Not sure what you mean by "chest fall", but "folded over" might be accurate. I haven't actually taken a squat set to failure in a long time, but when it starts to get bad the back angle closes up more and more out of the bottom. I can feel it. Usually I actually have to pick up my chest hard just to keep the bar from rolling up I know I have weaker quads now just seeing how muscles have changed in size from lifting. My quadriceps have not really grown, but the hamstrings and glutes sure have. I can't even kneel on the floor and have my heels touch my ass. The undersides of the legs have just gotten so thick at this point that they prevent the knee from closing up all the way. By "chest fall", are you talking about this?
https://www.youtube.com/watch?v=oETiV9c8PW4

It does line up. Another way I know for sure that the posterior chain has vastly outpaced my quadriceps is comparing how I used to be able to do more on a leg extension than a leg curl before I started seriously training.

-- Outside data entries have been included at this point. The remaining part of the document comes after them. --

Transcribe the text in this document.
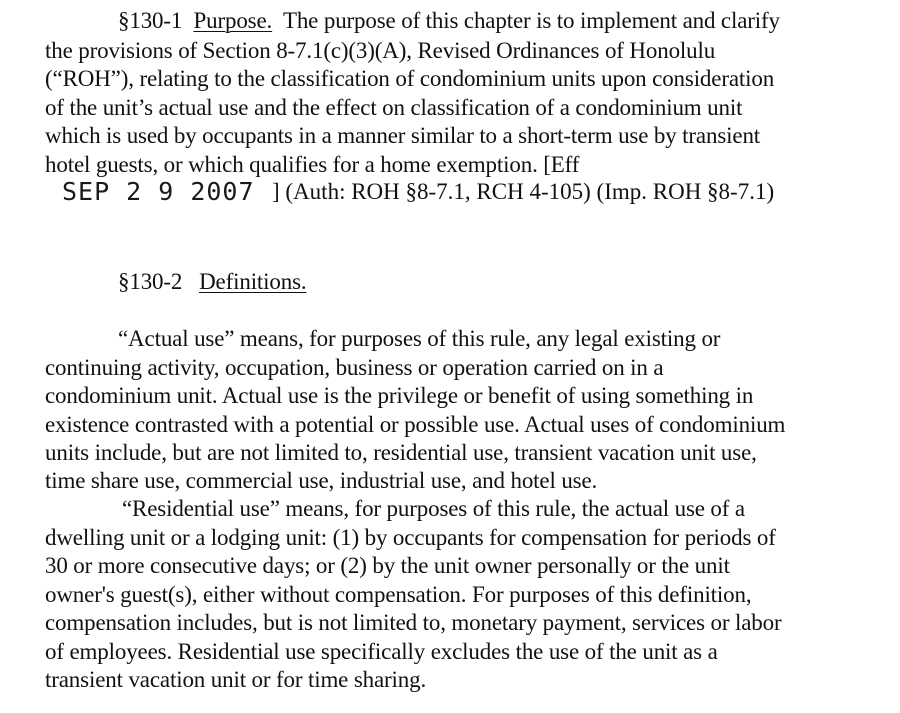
§130-1 Purpose. The purpose of this chapter is to implement and clarify
the provisions of Section 8-7.1(c)(3)(A), Revised Ordinances of Honolulu
(“ROH”), relating to the classification of condominium units upon consideration
of the unit’s actual use and the effect on classification of a condominium unit
which is used by occupants in a manner similar to a short-term use by transient
hotel guests, or which qualifies for a home exemption. [Eff
SEP 2 9 2007 ] (Auth: ROH §8-7.1, RCH 4-105) (Imp. ROH §8-7.1)
§130-2 Definitions.
“Actual use” means, for purposes of this rule, any legal existing or
continuing activity, occupation, business or operation carried on in a
condominium unit. Actual use is the privilege or benefit of using something in
existence contrasted with a potential or possible use. Actual uses of condominium
units include, but are not limited to, residential use, transient vacation unit use,
time share use, commercial use, industrial use, and hotel use.
“Residential use” means, for purposes of this rule, the actual use of a
dwelling unit or a lodging unit: (1) by occupants for compensation for periods of
30 or more consecutive days; or (2) by the unit owner personally or the unit
owner's guest(s), either without compensation. For purposes of this definition,
compensation includes, but is not limited to, monetary payment, services or labor
of employees. Residential use specifically excludes the use of the unit as a
transient vacation unit or for time sharing.
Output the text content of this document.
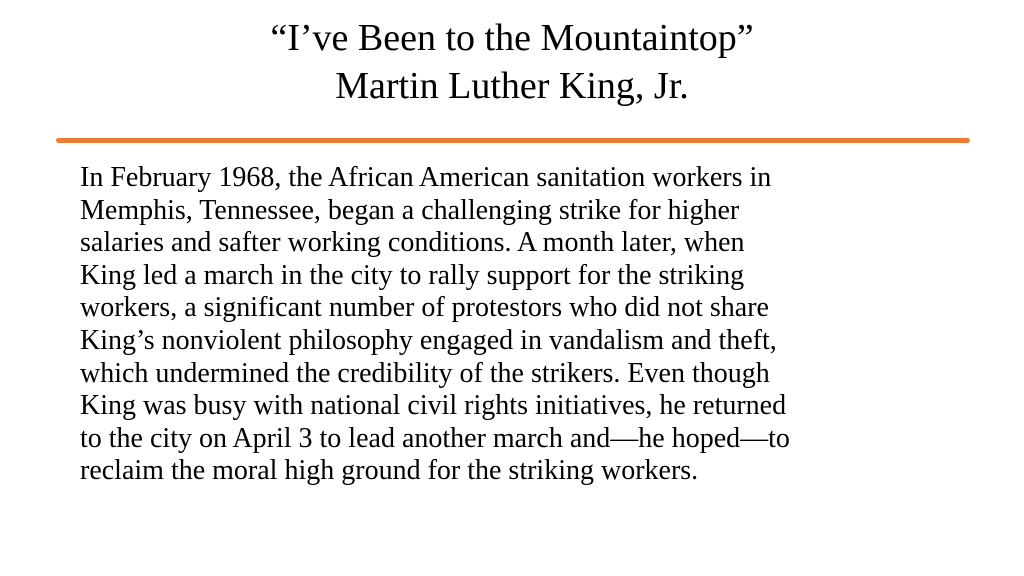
“I’ve Been to the Mountaintop”
Martin Luther King, Jr.

In February 1968, the African American sanitation workers in
Memphis, Tennessee, began a challenging strike for higher
salaries and safter working conditions. A month later, when
King led a march in the city to rally support for the striking
workers, a significant number of protestors who did not share
King’s nonviolent philosophy engaged in vandalism and theft,
which undermined the credibility of the strikers. Even though
King was busy with national civil rights initiatives, he returned
to the city on April 3 to lead another march and—he hoped—to
reclaim the moral high ground for the striking workers.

Now my leg curl actually can outperform my leg extension. He says this folding up phenomenon is the body naturally trying to shift load onto the stronger posterior chain because it knows the quads can't handle their end.

You need quad hypertrophy work. Common situation for people relying on LBBS for leg development.

Leg extensions are really good for this imo. Stuff like belt squats and hack squats are more squat specific but also less quads focused.
I used to be in the same boat. No quad development, significant glute and Hamstring development. I found that front squats at the end of the session, 5 x 5 at a RPE 6.5 or 7 so that I could keep rest periods short, helped with quads quite a bit.

YMMV, there was probably a lot of low hanging fruit for me since my quads were so weak at the time.